Three Weeks With Lady X (Desperate Duchesses)
“Clever plotting and equally clever dialog make Thorn and India’s story a page-turning winner.”
Wealthy and shrewd, yet a bastard by birth, Thorn Dautry decides to marry. He selects a sweet girl of high birth whose family has fallen on tough times. She’s perfect for him, if a bit dull.
But to win over the snobbish mother of his intended, Thorn must acquire a gleaming, civilized façade, including a country estate and all its trappings. In matters of taste and furnishing, everyone recommends the services of Lady Xenobia India St. Clair.
The independent India has turned her knack for decorating and hiring servants into a business. She knows she should accept one of the many proposals of marriage that have come to her. But that would mean retiring from business and taking orders from a titled dullard. As a final challenge, India vows to make Thorn marriageable in just three weeks.
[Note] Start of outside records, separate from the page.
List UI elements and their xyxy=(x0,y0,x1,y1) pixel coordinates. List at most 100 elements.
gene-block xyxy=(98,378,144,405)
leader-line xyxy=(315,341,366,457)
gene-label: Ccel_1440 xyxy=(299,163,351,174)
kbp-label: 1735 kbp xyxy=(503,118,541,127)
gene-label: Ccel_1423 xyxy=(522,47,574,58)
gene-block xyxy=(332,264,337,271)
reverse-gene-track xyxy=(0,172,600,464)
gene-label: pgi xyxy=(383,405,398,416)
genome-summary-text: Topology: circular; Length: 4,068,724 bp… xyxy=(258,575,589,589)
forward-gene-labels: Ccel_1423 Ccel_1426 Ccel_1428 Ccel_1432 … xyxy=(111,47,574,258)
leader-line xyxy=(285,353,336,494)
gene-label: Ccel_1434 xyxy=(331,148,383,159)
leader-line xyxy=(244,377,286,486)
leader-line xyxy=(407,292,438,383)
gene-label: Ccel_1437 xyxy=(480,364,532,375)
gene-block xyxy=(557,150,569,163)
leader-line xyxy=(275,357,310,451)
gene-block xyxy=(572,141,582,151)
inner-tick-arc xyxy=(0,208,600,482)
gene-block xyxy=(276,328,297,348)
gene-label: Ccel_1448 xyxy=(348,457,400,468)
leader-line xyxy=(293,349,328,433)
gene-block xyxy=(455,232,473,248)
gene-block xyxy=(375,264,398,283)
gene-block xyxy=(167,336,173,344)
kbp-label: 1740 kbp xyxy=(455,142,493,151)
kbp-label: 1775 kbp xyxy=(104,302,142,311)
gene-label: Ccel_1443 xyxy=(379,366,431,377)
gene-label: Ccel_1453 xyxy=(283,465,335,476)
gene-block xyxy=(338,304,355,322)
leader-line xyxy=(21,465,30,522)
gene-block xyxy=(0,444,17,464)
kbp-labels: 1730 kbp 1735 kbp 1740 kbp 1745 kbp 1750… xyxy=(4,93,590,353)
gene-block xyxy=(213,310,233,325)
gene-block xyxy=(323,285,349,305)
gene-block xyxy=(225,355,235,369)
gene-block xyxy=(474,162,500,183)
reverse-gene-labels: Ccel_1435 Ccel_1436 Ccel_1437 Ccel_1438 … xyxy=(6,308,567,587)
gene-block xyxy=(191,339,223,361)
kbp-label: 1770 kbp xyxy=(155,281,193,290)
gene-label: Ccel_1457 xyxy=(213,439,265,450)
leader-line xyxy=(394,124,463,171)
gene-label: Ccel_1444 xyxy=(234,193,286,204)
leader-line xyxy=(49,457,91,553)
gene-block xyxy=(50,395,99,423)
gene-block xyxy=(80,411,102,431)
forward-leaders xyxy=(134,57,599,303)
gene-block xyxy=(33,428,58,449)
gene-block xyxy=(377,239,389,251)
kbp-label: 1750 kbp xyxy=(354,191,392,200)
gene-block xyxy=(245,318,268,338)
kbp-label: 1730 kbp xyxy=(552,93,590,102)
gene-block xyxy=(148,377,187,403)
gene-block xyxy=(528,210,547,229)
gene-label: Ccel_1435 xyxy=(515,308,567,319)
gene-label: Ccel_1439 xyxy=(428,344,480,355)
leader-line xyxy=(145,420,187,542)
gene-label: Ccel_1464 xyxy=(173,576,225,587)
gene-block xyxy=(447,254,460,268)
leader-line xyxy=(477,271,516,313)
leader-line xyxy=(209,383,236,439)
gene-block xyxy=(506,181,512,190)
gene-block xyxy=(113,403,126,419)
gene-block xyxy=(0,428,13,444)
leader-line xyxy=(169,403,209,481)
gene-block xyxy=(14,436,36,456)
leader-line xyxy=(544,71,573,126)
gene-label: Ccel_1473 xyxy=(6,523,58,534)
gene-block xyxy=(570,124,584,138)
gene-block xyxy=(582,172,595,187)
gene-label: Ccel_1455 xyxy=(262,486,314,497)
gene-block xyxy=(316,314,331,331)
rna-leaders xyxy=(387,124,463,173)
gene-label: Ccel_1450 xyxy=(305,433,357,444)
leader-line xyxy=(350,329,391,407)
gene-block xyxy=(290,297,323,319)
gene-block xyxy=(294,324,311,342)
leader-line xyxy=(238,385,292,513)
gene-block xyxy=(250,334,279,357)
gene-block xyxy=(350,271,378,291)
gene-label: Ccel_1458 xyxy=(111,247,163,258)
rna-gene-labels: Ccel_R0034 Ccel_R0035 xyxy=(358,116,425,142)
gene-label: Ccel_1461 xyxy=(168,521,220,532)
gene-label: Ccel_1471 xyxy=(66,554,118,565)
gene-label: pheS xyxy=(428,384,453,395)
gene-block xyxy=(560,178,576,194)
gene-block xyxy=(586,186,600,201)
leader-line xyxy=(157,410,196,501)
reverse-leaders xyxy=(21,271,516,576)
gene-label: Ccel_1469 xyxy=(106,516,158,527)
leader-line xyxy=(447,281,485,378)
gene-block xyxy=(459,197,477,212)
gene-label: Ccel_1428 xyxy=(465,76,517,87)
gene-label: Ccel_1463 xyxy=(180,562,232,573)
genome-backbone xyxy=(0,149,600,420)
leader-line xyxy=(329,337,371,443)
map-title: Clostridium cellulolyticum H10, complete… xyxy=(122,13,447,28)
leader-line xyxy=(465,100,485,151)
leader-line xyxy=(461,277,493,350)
But as the invoices for Thorn’s new furnishings land upon his desk like so many overpriced snowflakes, neither he nor the sharp-tongued India could have anticipated the attraction that explodes between them.
The seventh book in a series first begun in 2007, Three Weeks with Lady X is written in an accomplished voice. Delightfully sassy, the interchange between the not-very-nobleman and the fiercely opinionated daughter of a marquess keep the pages turning. Epistolary exchanges between the two are especially hysterical.
Even better, author Eloisa James brings the plot to a climax to that rare thing in romance—that difficult moment when the reader feels certain that a happy ending is entirely out of the question. Yet Ms. James has enough tricks up her lace sleeves to bring the book to a satisfying conclusion.
The combination of clever plotting and equally clever dialog make Thorn and India’s story a page-turning winner.